Austin couldn’t manage to leave the cooking completely to me. He shucks the corn, and wraps the ears in foil, with a pat of butter in each one to make it even tastier.
Soon everything is sizzling beautifully. I manage to get all the burgers and the hot dogs off the grill without any problems. Then, without even thinking about it, I picked up one of the foil-wrapped ears of corn.
It is hot! So very, very hot, and scalding butter and liquid run out one corner of it all over my hand and down my arm. I scream and drop the corn.
Austin bolts up out of his chair and grabs me away from the barbeque before I could knock it over and make things worse.
“I’ll get Mrs. Hubbard,” I hear Julia say. Through the haze of pain in my hand I think, maybe say out loud, “Julia’s more grown up than I am. I’m worthless.”
“Shhh, shhh,” Austin says, holding me close. “You did great. You do fine. I should have told you the foil would be hot.”
“I’m so stupid,” I sob. “Of course, it was hot. It was on the fire, wasn’t it? Is the corn ruined?”
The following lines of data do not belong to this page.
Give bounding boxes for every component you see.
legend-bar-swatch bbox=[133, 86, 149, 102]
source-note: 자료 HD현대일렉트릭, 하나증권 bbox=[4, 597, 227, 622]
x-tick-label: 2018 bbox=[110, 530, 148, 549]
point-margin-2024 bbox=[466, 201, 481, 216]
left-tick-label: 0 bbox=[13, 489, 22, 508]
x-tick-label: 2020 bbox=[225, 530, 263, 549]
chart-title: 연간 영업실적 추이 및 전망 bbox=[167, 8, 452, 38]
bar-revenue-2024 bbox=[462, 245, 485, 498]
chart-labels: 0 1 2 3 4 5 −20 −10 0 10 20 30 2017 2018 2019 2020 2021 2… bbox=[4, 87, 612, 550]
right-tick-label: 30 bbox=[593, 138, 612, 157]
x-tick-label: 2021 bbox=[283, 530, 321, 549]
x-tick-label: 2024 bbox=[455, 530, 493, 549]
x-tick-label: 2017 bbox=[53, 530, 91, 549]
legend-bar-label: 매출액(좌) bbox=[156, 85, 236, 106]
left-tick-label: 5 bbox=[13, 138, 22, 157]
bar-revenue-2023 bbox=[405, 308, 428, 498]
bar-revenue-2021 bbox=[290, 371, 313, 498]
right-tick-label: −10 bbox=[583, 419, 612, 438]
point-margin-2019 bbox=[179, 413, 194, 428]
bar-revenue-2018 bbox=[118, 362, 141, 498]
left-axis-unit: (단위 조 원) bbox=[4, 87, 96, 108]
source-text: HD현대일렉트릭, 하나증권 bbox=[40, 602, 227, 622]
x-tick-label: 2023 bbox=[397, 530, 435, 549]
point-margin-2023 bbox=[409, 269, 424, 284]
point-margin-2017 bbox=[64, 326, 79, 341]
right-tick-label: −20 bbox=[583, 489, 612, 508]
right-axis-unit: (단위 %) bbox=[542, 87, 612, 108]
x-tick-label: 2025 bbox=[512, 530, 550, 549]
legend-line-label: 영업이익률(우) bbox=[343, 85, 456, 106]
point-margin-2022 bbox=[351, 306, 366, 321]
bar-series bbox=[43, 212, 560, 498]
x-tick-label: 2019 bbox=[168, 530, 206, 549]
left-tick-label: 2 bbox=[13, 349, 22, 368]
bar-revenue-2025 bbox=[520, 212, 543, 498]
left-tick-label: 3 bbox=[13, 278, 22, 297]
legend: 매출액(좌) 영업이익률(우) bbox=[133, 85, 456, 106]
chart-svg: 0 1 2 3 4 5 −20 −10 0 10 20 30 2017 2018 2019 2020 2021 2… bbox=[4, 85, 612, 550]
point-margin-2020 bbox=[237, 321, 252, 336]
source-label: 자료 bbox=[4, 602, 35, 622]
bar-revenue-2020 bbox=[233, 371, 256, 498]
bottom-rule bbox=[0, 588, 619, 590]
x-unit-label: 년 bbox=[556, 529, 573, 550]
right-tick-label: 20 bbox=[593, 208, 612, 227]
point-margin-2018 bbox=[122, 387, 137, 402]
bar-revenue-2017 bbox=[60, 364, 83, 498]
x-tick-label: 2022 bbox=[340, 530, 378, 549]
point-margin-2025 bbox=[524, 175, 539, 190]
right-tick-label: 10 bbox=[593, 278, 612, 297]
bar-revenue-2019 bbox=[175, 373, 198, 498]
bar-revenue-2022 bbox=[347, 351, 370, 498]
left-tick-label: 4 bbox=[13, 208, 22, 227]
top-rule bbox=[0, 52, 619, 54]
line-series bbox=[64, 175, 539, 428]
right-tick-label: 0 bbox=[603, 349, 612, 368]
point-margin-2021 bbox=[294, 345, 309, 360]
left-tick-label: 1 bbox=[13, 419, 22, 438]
“Bother the corn,” Austin growls. “Let me see your hand.”
I slowly take it out from where I had been clutching it with my other hand. My palm is red. The worst of it is between my index finger and thumb where I had grasped the foil package. A red trail runs down my arm where the butter had dripped.
Julia comes zipping back to us, followed by Mrs. Hubbard at a slower, but still brisk pace. “Oh, my goodness,” she says as she comes puffing down the slight incline from her van, “What have you done, kids?”
“I tried to pick up the corn,” I say. “It was hot.”
“Oh, child,” Mrs. Hubbard says. “That’s what tongs are for. Julia, honey, go back to my trailer and get that green plant off my kitchen counter.”
As Julia speeds off to get the plant, Mrs. Hubbard says, “Do you have any soft cloths? And water — not ice water. There aren’t any blisters, so I don’t think it is too bad.”